Dans une école désaffectée de Fizi, une femme serre contre elle un nouveau-né, enveloppé dans un pagne usé. Elle vient d’accoucher ici, entre deux bancs d’écoliers, sans eau propre, sans aide médicale. Son histoire n’est pas unique. Elle est l’un des visages de la crise humanitaire silencieuse qui engloutit le Sud-Kivu, où près d’un million et demi de personnes ont été déplacées par les violences, selon les estimations des autorités locales. Comment une telle tragédie peut-elle rester dans l’ombre ? Pourquoi l’attention semble-t-elle se détourner de ceux qui ont tout perdu, mais sont restés au pays ?
Les territoires de Fizi, Uvira et Mwenga ressemblent aujourd’hui à un immense camp de réfugiés à ciel ouvert. Les déplacés internes, chassés de leurs villages par l’insécurité, se sont regroupés sur des axes comme Mboko, le littoral du lac Tanganyika, ou encore entre Lulimba et Kilembwe. Ils survivent dans des abris de fortune, dans des écoles et des églises transformées en hébergements d’urgence. La promiscuité est extrême, l’eau potable est un luxe, et les latrines sont souvent inexistantes. Dans ces conditions, les maladies prospèrent. Le choléra en RDC frappe sans distinction, emportant les plus vulnérables : jeunes filles, femmes et personnes âgées. La rougeole décime les enfants dont le système immunitaire est affaibli par la malnutrition et le déplacement. L’aide humanitaire en RDC semble être un mirage pour ces populations oubliées.
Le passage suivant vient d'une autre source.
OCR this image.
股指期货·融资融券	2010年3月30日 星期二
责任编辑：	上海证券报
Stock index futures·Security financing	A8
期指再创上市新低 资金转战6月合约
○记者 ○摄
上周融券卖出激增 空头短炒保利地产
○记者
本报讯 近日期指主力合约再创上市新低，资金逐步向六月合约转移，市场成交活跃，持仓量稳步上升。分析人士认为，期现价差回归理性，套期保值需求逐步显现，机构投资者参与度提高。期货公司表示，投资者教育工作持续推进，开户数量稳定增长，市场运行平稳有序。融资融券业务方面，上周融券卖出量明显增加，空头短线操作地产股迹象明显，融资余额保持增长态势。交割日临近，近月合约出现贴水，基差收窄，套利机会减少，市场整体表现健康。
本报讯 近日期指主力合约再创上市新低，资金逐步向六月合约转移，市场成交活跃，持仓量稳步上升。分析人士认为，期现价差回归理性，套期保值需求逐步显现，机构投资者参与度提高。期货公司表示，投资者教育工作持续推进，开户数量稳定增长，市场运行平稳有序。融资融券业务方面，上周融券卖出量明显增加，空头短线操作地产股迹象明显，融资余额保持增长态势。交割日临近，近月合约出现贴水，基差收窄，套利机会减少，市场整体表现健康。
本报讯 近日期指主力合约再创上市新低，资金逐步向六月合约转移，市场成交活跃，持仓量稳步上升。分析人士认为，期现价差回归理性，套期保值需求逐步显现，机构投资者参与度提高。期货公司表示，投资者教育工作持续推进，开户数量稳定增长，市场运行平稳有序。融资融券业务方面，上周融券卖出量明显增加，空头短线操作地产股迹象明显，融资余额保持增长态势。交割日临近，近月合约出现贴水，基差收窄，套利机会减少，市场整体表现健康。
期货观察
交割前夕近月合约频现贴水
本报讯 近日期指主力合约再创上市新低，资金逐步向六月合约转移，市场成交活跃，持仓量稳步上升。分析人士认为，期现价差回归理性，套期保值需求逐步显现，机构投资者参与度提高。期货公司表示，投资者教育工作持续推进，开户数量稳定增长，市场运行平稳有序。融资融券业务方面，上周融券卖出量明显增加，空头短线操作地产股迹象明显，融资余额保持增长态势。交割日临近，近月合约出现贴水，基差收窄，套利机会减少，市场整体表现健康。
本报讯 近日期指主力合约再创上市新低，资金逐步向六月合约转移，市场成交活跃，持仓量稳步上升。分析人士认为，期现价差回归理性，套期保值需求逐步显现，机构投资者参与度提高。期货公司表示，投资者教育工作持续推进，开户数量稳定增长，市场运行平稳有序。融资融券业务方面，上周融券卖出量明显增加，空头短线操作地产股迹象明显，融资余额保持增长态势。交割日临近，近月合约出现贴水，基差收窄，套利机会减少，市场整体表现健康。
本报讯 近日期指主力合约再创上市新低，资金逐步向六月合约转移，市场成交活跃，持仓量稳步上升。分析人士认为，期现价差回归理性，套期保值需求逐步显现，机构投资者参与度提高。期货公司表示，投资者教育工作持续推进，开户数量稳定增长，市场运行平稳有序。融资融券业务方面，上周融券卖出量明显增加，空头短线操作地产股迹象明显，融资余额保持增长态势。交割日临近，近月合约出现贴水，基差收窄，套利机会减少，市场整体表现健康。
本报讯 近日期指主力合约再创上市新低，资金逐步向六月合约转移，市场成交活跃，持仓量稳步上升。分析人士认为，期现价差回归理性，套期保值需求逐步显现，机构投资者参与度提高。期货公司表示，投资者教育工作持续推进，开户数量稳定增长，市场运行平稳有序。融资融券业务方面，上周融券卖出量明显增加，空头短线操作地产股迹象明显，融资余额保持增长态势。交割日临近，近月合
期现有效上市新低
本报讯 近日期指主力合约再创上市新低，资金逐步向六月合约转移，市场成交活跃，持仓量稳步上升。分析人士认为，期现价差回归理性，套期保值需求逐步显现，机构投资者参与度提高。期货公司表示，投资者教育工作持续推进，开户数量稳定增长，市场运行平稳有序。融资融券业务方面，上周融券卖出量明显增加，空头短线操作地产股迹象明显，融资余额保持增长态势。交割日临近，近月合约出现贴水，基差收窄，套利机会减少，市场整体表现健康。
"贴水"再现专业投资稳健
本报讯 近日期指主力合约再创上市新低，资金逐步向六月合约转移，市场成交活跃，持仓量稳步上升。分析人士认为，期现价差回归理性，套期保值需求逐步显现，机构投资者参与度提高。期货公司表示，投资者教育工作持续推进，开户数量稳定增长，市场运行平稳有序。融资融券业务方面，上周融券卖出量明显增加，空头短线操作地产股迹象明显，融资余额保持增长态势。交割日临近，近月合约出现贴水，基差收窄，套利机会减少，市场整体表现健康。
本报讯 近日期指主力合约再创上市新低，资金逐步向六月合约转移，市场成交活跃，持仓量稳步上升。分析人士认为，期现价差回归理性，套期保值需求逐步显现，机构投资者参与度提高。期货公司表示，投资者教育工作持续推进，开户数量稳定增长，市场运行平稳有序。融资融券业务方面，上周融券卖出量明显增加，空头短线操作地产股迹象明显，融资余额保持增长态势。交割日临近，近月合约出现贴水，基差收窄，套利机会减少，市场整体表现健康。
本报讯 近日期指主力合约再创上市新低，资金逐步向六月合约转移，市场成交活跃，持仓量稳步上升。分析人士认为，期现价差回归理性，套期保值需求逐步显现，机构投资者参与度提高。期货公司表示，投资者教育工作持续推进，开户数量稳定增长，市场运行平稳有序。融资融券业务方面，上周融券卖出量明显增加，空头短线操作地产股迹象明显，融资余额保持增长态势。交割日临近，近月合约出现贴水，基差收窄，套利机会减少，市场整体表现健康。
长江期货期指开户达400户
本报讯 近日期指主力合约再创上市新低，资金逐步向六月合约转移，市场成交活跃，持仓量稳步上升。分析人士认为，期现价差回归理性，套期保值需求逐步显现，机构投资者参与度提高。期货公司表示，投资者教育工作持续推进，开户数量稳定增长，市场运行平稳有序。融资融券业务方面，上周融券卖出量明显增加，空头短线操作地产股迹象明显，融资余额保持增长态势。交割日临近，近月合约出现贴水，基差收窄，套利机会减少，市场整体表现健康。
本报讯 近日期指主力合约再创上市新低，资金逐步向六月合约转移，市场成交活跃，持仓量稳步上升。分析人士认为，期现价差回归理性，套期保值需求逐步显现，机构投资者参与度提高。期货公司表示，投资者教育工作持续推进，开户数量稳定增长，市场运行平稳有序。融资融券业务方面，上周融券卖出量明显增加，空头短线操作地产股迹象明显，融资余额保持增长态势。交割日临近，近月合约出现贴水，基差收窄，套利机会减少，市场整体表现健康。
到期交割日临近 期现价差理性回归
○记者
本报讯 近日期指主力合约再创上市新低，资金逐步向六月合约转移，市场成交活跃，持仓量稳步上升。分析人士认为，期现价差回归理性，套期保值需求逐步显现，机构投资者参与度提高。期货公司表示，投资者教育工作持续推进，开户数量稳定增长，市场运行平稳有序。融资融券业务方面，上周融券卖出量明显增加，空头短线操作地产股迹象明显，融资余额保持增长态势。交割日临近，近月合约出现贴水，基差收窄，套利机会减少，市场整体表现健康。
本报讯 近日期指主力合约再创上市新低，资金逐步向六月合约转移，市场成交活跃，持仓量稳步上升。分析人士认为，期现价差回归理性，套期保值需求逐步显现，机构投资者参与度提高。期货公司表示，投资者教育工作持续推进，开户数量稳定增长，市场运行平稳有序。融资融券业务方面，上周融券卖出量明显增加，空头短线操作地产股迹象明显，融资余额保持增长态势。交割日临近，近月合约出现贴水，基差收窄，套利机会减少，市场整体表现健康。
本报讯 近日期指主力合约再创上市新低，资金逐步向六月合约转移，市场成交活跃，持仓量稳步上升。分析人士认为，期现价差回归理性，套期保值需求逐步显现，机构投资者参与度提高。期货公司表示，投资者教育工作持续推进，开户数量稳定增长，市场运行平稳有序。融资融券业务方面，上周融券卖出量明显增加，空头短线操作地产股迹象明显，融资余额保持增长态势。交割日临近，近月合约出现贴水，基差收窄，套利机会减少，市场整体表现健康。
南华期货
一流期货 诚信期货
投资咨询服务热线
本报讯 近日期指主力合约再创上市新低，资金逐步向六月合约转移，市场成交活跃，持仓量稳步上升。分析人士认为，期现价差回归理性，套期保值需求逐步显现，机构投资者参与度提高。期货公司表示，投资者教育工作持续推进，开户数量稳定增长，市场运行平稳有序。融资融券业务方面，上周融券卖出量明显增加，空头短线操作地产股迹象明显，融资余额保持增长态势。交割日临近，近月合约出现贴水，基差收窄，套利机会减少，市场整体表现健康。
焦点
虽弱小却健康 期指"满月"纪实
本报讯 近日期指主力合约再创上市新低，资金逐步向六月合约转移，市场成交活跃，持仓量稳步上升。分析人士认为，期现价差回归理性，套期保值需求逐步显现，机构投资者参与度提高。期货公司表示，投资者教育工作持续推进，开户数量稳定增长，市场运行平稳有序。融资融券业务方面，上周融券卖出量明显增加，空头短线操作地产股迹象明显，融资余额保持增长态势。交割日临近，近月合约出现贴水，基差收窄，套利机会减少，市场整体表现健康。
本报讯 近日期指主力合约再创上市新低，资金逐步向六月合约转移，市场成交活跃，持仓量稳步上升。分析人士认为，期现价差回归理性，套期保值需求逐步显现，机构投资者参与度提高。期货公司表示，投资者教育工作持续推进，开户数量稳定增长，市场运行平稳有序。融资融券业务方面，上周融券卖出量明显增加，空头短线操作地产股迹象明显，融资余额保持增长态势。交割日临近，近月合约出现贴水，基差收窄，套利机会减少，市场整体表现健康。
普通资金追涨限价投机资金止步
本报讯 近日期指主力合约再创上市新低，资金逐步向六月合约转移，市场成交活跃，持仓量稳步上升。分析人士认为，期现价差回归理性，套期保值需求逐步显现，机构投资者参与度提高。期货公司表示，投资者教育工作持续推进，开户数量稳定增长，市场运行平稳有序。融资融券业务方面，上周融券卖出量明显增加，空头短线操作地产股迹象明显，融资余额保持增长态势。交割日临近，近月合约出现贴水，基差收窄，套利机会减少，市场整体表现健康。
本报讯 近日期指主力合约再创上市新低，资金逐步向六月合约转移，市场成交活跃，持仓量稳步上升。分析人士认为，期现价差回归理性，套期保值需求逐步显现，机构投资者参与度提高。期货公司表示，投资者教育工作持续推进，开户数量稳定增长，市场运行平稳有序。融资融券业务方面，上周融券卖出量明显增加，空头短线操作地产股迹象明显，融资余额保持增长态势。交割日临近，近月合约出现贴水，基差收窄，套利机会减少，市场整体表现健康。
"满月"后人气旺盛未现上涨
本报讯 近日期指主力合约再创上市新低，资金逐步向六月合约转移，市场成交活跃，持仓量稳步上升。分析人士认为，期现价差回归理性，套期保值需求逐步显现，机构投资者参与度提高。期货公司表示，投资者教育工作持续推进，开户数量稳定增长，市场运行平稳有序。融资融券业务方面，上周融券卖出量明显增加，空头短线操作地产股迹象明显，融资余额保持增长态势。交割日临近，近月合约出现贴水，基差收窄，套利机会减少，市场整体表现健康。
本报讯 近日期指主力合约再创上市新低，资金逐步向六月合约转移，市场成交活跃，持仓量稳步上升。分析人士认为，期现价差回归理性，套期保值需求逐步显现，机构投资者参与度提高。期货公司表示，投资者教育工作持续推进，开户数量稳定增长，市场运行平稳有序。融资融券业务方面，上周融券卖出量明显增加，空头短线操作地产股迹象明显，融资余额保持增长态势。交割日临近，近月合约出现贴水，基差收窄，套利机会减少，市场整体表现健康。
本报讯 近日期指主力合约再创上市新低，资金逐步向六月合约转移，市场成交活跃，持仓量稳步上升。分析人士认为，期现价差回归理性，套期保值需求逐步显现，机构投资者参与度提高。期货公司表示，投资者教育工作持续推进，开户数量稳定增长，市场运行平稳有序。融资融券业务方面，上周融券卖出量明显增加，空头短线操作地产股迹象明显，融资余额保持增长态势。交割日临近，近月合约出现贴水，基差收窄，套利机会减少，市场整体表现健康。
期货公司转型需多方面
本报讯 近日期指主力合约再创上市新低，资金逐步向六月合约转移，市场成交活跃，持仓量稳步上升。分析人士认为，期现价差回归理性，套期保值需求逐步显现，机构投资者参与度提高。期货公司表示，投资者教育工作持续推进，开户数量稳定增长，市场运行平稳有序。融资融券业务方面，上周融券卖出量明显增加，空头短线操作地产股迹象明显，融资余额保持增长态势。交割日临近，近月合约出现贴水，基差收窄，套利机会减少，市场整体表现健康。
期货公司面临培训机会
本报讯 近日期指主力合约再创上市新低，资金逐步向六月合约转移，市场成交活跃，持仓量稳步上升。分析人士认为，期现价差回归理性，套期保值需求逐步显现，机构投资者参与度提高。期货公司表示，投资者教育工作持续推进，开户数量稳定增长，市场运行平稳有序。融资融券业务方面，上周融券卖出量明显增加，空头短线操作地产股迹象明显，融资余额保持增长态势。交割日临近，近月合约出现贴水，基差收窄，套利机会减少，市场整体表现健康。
L’administrateur du territoire de Fizi, Samy Kalonji Badibanga, lance un cri d’alarme qui sonne comme un constat d’abandon. « Nous relançons de nouveau les appels au gouvernement central, au gouvernement provincial et à la communauté des humanitaires », implore-t-il. Son témoignage est accablant : des accouchements dans des conditions indignes, une génération entière privée d’école, et une mortalité évitable due au manque d’intrants médicaux les plus basiques. Il a pourtant communiqué cartographies et statistiques. Les chiffres sont là, mais l’action se fait attendre. Une amertume perce dans ses propos lorsqu’il évoque la différence de traitement. « Les membres du gouvernement central arrivent directement au Burundi où nos compatriotes de Fizi et d’Uvira ont trouvé refuge. Mais ici, nous avons des déplacés internes très nombreux à Fizi, et les membres du gouvernement n’arrivent pas à se déplacer jusqu’ici ». Cette dichotomie entre l’attention portée aux réfugiés à l’étranger et l’invisibilité des déplacés internes du Sud-Kivu pose une question fondamentale sur la solidarité nationale.
La situation à Fizi et Uvira n’est pas seulement une urgence sanitaire ; c’est une bombe à retardement sociale. Des milliers de jeunes, coupés de tout cadre scolaire ou professionnel, errent dans ces camps improvisés. Quel avenir peut-on construire sur les ruines du déracinement ? Le risque de voir cette jeunesse, désœuvrée et amère, être captée par des groupes armés ou sombrer dans la criminalité est réel. Les femmes, exposées à tous les dangers dans ces lieux surpeuplés sans protection, vivent dans une anxiété permanente. La cohésion sociale des communautés d’accueil, elles-mêmes souvent précaires, est mise à rude épreuve par cet afflux massif.
L’appel de l’administrateur de Fizi est donc plus qu’une demande d’aide humanitaire. C’est un plaidoyer pour la dignité et pour la reconnaissance de ces Congolais qui, en choisissant de rester sur le sol national malgré l’horreur, incarnent un attachement profond à leur pays. Les laisser sombrer, c’est accepter une fracture profonde au sein de la nation. La réponse à cette crise des déplacés de Fizi Uvira ne peut être uniquement technique. Elle doit être politique et symbolique : une visite, un geste de réconfort des plus hautes autorités, serait un signal fort. Il est temps de regarder en face cette tragédie intérieure et d’agir avant que le choléra, la rougeole et le désespoir ne fassent encore plus de victimes parmi ces frères et sœurs que l’on ne voit plus.